Aught we to take offense at his admiration for an unsuspecting young woman or his attempts at trysts that never seem to get off the ground, or is that a purely modern and somewhat hypocritical response? After the nearly misogynistic pseudo spiritualism of the previous chapter I find that I can not, and I'd be lying if I claimed never to pass an appraising eye over a member of the fairer sex. I've never written love letters to another woman while married, but as vices go I can think of worse ones (see Dedalus the Elder for more on the subject in the next chapter).
In our celebration of life by way of Mr. Bloom, we also pass by the marvelous scents and textures offered by food, by a soapy bath, by the smell of perfume. Unfortunately we also carried this trend to its logical conclusion by bringing all these senses with us to the cemetery.
I'll leave aside the fairly heretical (although rather comedic) observations on priests and funeral rites, but be aware that I observed them. I wanted to talk about something else.
Fionn mac Cumhaill, anglicized as Finn Mac Cool, was an early Irish (perhaps more properly Celtic, as his legends were essentially localized around Ulster and he is spoken of in Scotland and the Isle of Man) folk hero or perhaps a giant, it sort of varies. He tramped about defeating Fir Bolg, fire-breathing faeries, and, once, the Hound of Ulster Cú Chulainn. He was the great defender of Ulster and upon his eventual death it was said of him that he would return when he was most needed by his people. His followers were called Fenians.

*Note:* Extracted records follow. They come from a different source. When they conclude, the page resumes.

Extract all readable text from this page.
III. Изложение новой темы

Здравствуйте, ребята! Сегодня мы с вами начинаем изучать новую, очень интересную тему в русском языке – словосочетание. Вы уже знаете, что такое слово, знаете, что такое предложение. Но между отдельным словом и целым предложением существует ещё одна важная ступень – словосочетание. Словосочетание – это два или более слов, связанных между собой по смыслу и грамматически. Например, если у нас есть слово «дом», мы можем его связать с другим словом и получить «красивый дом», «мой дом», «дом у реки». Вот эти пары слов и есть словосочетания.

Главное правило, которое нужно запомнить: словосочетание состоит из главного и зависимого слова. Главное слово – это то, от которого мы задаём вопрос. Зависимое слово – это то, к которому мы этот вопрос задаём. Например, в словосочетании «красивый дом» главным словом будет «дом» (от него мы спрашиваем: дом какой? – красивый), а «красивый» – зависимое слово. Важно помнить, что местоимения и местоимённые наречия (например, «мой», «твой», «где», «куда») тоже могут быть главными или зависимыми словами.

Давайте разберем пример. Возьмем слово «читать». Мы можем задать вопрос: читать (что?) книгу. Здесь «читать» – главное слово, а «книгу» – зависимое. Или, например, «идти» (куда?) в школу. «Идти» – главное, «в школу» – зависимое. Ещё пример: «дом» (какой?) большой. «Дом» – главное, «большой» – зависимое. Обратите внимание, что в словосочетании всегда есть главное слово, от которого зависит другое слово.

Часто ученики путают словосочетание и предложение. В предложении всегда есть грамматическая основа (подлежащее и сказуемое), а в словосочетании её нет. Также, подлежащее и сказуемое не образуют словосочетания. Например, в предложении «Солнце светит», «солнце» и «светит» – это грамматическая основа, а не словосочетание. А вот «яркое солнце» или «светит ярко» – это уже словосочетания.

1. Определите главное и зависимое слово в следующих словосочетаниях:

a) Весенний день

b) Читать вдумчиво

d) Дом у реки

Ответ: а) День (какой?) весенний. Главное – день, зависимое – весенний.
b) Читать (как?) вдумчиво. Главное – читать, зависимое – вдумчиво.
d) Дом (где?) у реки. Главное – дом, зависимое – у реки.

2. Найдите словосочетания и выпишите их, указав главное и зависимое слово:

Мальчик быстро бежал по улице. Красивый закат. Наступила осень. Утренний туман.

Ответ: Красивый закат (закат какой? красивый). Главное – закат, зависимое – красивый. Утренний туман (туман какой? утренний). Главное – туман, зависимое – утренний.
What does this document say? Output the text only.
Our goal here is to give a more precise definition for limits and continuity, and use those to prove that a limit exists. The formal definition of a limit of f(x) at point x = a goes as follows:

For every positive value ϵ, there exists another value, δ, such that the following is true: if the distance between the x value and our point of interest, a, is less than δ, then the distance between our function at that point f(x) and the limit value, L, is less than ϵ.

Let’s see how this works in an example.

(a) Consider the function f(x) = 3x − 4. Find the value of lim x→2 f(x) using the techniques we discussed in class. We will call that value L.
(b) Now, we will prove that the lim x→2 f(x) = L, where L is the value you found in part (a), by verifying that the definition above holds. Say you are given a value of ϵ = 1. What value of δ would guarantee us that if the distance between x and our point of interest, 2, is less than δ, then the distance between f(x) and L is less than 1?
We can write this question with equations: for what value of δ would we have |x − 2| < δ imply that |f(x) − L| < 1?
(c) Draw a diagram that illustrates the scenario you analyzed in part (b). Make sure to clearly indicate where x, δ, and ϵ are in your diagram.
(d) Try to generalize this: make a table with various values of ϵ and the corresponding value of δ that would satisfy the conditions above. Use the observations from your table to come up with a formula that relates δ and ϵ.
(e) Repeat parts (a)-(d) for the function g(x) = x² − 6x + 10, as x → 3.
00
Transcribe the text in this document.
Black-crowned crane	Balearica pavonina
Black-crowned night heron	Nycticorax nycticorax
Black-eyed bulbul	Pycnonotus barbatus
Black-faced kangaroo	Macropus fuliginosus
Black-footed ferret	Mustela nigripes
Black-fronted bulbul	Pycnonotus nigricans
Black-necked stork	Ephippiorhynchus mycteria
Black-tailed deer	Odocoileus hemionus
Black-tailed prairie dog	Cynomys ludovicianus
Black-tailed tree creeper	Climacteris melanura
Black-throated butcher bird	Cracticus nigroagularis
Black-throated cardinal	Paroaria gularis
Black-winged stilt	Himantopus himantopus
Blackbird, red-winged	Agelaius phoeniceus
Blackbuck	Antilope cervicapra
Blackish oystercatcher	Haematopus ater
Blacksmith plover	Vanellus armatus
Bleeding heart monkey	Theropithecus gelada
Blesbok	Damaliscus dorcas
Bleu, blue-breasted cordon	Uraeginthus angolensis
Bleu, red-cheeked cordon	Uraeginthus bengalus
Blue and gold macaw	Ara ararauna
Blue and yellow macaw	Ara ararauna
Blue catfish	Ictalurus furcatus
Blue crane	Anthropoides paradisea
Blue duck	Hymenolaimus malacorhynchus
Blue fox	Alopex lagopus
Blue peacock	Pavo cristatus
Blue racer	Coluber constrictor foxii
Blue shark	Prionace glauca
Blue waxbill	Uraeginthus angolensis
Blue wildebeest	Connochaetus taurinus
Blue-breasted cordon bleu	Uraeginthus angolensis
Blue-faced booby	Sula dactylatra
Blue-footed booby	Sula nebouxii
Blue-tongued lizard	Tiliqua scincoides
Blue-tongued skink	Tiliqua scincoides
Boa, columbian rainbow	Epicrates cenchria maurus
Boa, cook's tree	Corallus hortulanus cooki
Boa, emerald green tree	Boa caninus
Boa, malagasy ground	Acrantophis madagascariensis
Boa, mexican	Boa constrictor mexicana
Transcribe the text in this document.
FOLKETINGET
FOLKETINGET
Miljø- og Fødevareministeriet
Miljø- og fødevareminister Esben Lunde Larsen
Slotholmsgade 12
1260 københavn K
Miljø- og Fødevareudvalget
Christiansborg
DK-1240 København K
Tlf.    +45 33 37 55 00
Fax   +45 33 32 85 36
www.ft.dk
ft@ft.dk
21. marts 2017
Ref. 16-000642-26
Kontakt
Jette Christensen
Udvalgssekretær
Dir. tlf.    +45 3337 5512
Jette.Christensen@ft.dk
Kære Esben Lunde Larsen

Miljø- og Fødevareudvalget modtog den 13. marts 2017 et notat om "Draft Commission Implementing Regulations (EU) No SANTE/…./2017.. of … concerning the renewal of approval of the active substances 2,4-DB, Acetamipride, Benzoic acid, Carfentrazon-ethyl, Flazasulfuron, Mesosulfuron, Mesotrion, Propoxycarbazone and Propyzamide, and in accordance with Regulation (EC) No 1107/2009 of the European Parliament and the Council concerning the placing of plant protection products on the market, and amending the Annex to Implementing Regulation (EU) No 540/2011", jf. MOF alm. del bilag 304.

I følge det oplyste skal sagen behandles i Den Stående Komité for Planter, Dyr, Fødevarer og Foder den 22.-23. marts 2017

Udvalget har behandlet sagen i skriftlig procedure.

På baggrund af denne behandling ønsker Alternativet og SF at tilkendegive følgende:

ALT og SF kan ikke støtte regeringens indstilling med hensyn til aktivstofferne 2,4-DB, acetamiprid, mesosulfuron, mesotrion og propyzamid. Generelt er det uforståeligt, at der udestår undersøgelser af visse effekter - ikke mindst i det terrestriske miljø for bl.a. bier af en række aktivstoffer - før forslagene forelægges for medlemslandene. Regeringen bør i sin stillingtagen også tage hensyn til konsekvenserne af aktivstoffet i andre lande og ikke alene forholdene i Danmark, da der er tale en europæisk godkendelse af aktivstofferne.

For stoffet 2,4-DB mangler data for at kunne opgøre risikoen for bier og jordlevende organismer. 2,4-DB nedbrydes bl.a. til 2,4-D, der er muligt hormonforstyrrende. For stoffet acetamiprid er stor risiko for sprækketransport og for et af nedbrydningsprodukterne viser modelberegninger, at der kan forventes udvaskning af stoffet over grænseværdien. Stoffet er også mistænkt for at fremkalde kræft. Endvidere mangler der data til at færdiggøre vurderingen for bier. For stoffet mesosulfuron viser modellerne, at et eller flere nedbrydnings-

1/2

Ireland apparently only really has the one myth, and it's a doozy of a myth to be sure, but I find it odd that they keep shoe-horning their legendary figures into it. The Parnell isn't dead, they buried stones. I wonder then, are he and Fionn just hanging around Tir na nÓg? I actually find the idea frustrating and I'll tell you why- while this gaggle of old men are somberly walking past the old chief there lives and breaths one James Connolly (Or Séamas ó Conghaile). He had moved to Dublin in 1896 and helped form what became the Irish Socialist Republican Party- Thence the Easter Uprising in 1916 and his eventual demise.
At least Bloom, in his stark realism and rejection of even a Catholic notion of heaven, is living in the now. Parnell is dead, and it's time to decide what's next for the living.